For years Glastonbury has been one of those festivals that people dream to go to, whether that’s working at the festival or just being there for the early bird ticket.  Glastonbury is notorious for selling out it’s tickets within thirty minutes and the same when it comes to the re-sale so when Solent students are offered the chance to work this year’s festival then it’s an easy decision.

Before the festival even started there was an uneasiness within the group of students going as the prediction on the weather changed every other hour.  One minute it’ll be beautiful skylines with a hint of hot, sweaty days and then the next minute it’s a miserable set of days of clouds, rain and even a prediction of thunder.  Good thing they packed wellies just in case.

Photography – Solent Productions

Solent were given permission to film on two different stages, Gully Blues and Left Field.  Two very different stages, but stages that gave students a week they will never forget.  Between camera operators, social media assistants, audio engineers, directors, copyright/legal, documentary crews and more, Solent were kept busy for every part of the week and had a mixture of different year groups.  From third years who were ready to graduate in a couple of weeks to second years who were trying to figure out what they want to do in life, it felt like a group who jelled very well together as people from different courses got to know each other and formed a friendship during the festival and afterwards.

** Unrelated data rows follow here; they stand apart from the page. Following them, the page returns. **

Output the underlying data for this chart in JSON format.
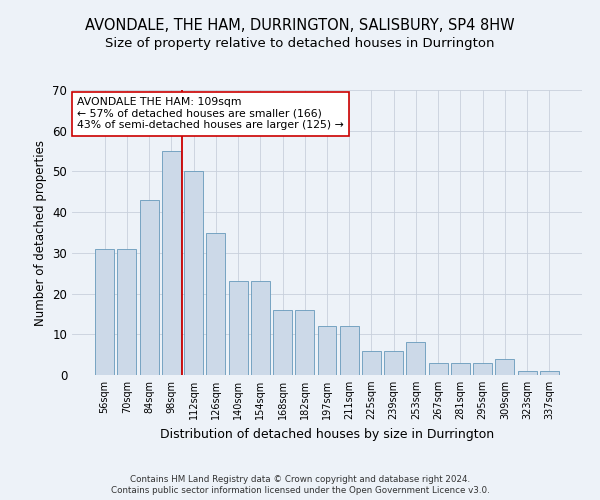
{
  "title": "AVONDALE, THE HAM, DURRINGTON, SALISBURY, SP4 8HW",
  "subtitle": "Size of property relative to detached houses in Durrington",
  "xlabel": "Distribution of detached houses by size in Durrington",
  "ylabel": "Number of detached properties",
  "bar_labels": [
    "56sqm",
    "70sqm",
    "84sqm",
    "98sqm",
    "112sqm",
    "126sqm",
    "140sqm",
    "154sqm",
    "168sqm",
    "182sqm",
    "197sqm",
    "211sqm",
    "225sqm",
    "239sqm",
    "253sqm",
    "267sqm",
    "281sqm",
    "295sqm",
    "309sqm",
    "323sqm",
    "337sqm"
  ],
  "bar_values": [
    31,
    31,
    43,
    55,
    50,
    35,
    23,
    23,
    16,
    16,
    12,
    12,
    6,
    6,
    8,
    3,
    3,
    3,
    4,
    1,
    1
  ],
  "bar_color": "#ccd9e8",
  "bar_edge_color": "#6699bb",
  "vline_x_index": 4,
  "vline_color": "#cc0000",
  "annotation_text": "AVONDALE THE HAM: 109sqm\n← 57% of detached houses are smaller (166)\n43% of semi-detached houses are larger (125) →",
  "annotation_box_color": "#ffffff",
  "annotation_box_edge": "#cc0000",
  "ylim": [
    0,
    70
  ],
  "yticks": [
    0,
    10,
    20,
    30,
    40,
    50,
    60,
    70
  ],
  "grid_color": "#c8d0dc",
  "title_fontsize": 10.5,
  "subtitle_fontsize": 9.5,
  "xlabel_fontsize": 9,
  "ylabel_fontsize": 8.5,
  "footer1": "Contains HM Land Registry data © Crown copyright and database right 2024.",
  "footer2": "Contains public sector information licensed under the Open Government Licence v3.0.",
  "bg_color": "#edf2f8",
  "plot_bg_color": "#edf2f8"
}
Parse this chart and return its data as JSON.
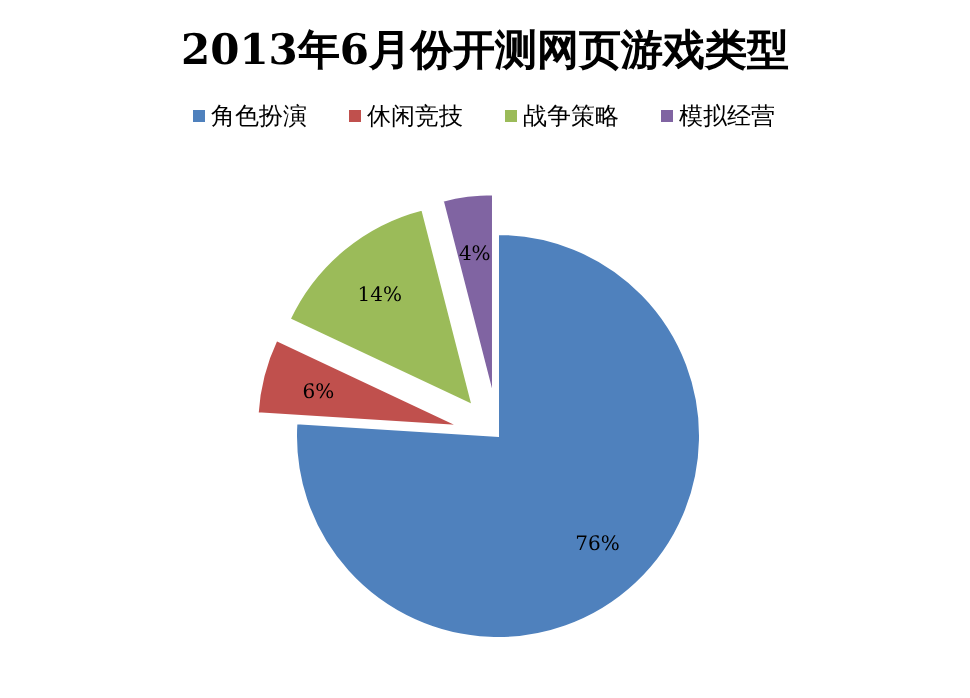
{
  "chart_data": {
    "type": "pie",
    "title": "2013年6月份开测网页游戏类型",
    "categories": [
      "角色扮演",
      "休闲竞技",
      "战争策略",
      "模拟经营"
    ],
    "values": [
      76,
      6,
      14,
      4
    ],
    "colors": [
      "#4f81bd",
      "#c0504d",
      "#9bbb59",
      "#8064a2"
    ],
    "value_labels": [
      "76%",
      "6%",
      "14%",
      "4%"
    ],
    "legend": "top"
  }
}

At the very start of the festival it was quiet, sometimes all you could hear was the occasional drill of the stages still being built, but as the days went on and the stages were packed with music enthusiasts, it was clear that the stage students were camped next to wasn’t going to let them sleep.  A mini stage that was a DJ/rave stage went on until 3am, which led to many of the students groaning as they knew they wouldn’t get much sleep.  But then again, it’s a festival, is sleep a thing? 

As the days went on they got hotter and students were able to get into a routine.  Many third years explained that they were waking up early, getting breakfast with the crew and getting ready for the day like it was a job.  That is what this experience needed to be, it needed to be something students can put on their CV, something that they can use for the future and something to brag to their friends about.

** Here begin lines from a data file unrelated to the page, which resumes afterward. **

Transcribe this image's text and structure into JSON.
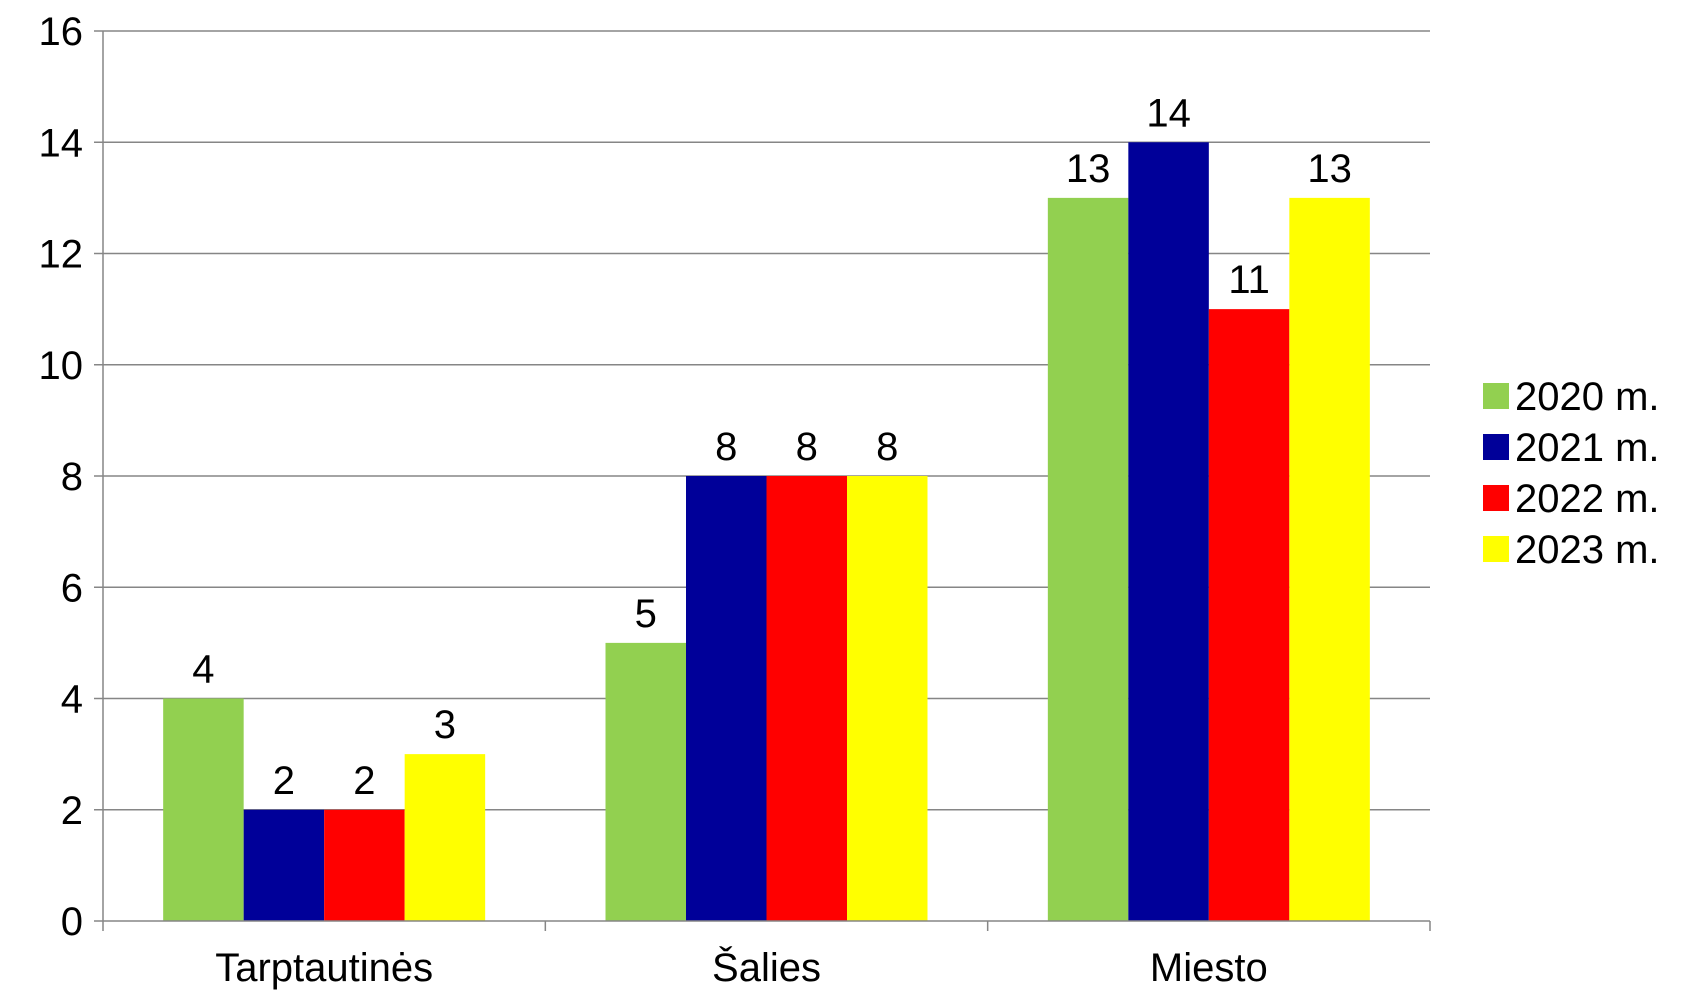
{
  "chart_data": {
    "type": "bar",
    "categories": [
      "Tarptautinės",
      "Šalies",
      "Miesto"
    ],
    "series": [
      {
        "name": "2020 m.",
        "values": [
          4,
          5,
          13
        ],
        "color": "#92d050"
      },
      {
        "name": "2021 m.",
        "values": [
          2,
          8,
          14
        ],
        "color": "#000099"
      },
      {
        "name": "2022 m.",
        "values": [
          2,
          8,
          11
        ],
        "color": "#ff0000"
      },
      {
        "name": "2023 m.",
        "values": [
          3,
          8,
          13
        ],
        "color": "#ffff00"
      }
    ],
    "ylim": [
      0,
      16
    ],
    "yticks": [
      0,
      2,
      4,
      6,
      8,
      10,
      12,
      14,
      16
    ],
    "grid": true,
    "legend": "right",
    "data_labels": true,
    "title": "",
    "xlabel": "",
    "ylabel": ""
  }
}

Photography – Solent Productions

Students were able to have access to job roles they wouldn’t normally have so they can gain valuable real-world experience.  Whether it was first years being runners on the BBC stages or third years doing camera operating for the first time it was an experience that employers would love to hear more about in interviews.

More opportunities were awarded to students who wanted to grab them, for example, Vampire Weekend were doing a secret set at 11am on the Saturday, so this meant that Solent Productions were given not only access to film the gig, but to interview the band and interviewing the band was a student who had to calm her nerves and interview a massive band who had just released new music.  How can anyone complain at that?

Throughout the week that Solent were at Glastonbury it was not only an amazing experience, but to have access to the press sections, meals paid for and to be able to see their favourite artists/bands live is just something else. 

Fifteen years of Solent University partnering with Glastonbury Festival this year was definitely something to celebrate and with the students creating incredible content, which left band managers impressed, organisers of the festival pleased and leaving Solent University a pleasure to work with within the festival community it definitely meant a few beers on the final night.

The mixture of Film and TV, music journalism, media and master’s students who worked together, became friends and created content together meant for an amazing festival. 

Although wearing the hi vis vests meant for a lot of questions about where the toilets are, which bar is where and where is the nearest coffee from the public, so next year maybe not bring them along? Just a suggestion.